W trakcie wizyty w Estonii minister obrony Niemiec podkreśliła, że nikt nie powinien zbyt nisko oceniać zdolności bojowej sił szybkiego reagowania NATO.
- Oczywiście kwestia szybkości oraz adekwatnej odpowiedzi na potencjalne zagrożenia odgrywa dużą rolę i mogę tylko zarekomendować, by potencjał reagowania NATO nie był niedoceniany.

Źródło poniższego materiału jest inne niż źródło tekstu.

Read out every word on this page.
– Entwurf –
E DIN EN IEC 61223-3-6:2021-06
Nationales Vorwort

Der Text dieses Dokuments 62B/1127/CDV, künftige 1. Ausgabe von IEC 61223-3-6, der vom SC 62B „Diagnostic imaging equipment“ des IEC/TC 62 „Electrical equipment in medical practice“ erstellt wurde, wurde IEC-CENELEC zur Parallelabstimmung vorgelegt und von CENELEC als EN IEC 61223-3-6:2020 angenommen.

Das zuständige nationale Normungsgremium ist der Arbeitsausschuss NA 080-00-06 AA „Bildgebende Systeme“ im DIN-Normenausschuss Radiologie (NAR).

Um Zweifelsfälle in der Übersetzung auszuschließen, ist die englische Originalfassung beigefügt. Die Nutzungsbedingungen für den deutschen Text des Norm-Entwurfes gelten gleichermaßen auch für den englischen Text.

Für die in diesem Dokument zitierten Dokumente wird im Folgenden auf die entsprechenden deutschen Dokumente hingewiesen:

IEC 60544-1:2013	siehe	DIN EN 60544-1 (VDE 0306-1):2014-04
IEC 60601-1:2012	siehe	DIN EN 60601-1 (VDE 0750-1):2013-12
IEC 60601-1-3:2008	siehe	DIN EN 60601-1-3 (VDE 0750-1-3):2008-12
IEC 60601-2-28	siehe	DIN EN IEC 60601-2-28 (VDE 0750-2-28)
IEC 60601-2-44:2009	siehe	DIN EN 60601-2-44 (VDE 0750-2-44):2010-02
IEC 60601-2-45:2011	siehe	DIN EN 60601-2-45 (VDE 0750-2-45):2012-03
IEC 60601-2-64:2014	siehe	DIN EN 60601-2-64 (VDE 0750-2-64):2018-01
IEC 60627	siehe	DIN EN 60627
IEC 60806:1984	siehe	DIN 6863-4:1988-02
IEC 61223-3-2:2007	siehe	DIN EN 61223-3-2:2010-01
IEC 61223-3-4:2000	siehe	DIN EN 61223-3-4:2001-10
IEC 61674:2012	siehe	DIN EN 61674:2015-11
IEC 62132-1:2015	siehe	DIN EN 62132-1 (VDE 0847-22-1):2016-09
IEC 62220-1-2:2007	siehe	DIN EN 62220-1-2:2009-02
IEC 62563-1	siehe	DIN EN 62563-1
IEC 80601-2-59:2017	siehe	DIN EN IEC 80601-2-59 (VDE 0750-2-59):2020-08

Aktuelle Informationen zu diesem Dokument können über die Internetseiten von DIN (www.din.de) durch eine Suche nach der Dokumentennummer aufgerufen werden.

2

Jest on wysoki - powiedziała Ursula von der Leyen dziennikarzom w Tallinie. - Okazaliśmy konieczną zdolność dostosowania się i jest to także reakcja na szybkie ćwiczenia, jakie widzieliśmy po drugiej stronie granicy - dodała niemiecka minister, przypominając o planach rozbudowy przedsięwzięć obronnych i stworzenia nowych sił szybkiego reagowania NATO w formie tak zwanej szpicy o liczebności 5 tys. żołnierzy.
"Byliby tutaj i zajęliby nas w cztery godziny"
Von der Leyen odpowiedziała w ten sposób na pytanie, jak ocenia niedawny komentarz prezydenta Estonii Toomasa Hendrika Ilvesa, że podczas gdy NATO potrzebowałoby tygodnia na rozmieszczenie wojsk w państwach bałtyckich, to "nasz sąsiad" - czyli Rosja - dowiódł w trakcie ćwiczeń "zasadniczo natychmiastowej" szybkości własnych uderzeń. - Byliby tutaj i zajęliby nas w cztery godziny - powiedział Ilves w opublikowanym w ubiegły weekend wywiadzie dla brytyjskiego dziennika "Daily Telegraph". Szpica NATO nie osiągnie pełnej gotowości operacyjnej przed rokiem 2016 lub nawet 2017, a Sojusz skupia się obecnie na swych istniejących siłach szybkiego reagowania, które w bieżącym roku tworzą kontyngenty z Niemiec, Holandii i Norwegii.
Estończycy chcą na stałe
Po spotkaniu z von der Leyen estoński premier Taavi Roivas wystąpił z postulatem ciągłego stacjonowania w krajach bałtyckich wojsk europejskich państw NATO pod niemieckim dowództwem. - Estonia jest zdania, że mogłaby zaistnieć trwała obecność europejskich sojuszników w Estonii i regionie bałtyckim pod dowództwem Niemiec - powiedział. Zaznaczył, że w obliczu zmienionej sytuacji w dziedzinie bezpieczeństwa w Europie wojska państw europejskich mogłyby stacjonować w krajach bałtyckich obok wojsk USA. Von der Leyen nie skomentowała tego żądania, deklarując tylko, że Estonia może liczyć na solidarność ze strony Niemiec. - Chciałabym państwa przede wszystkim zapewnić, że bardzo poważnie traktujemy troski i świadomość zagrożenia Estonii. Wasze troski są także naszymi troskami - podkreśliła niemiecka minister.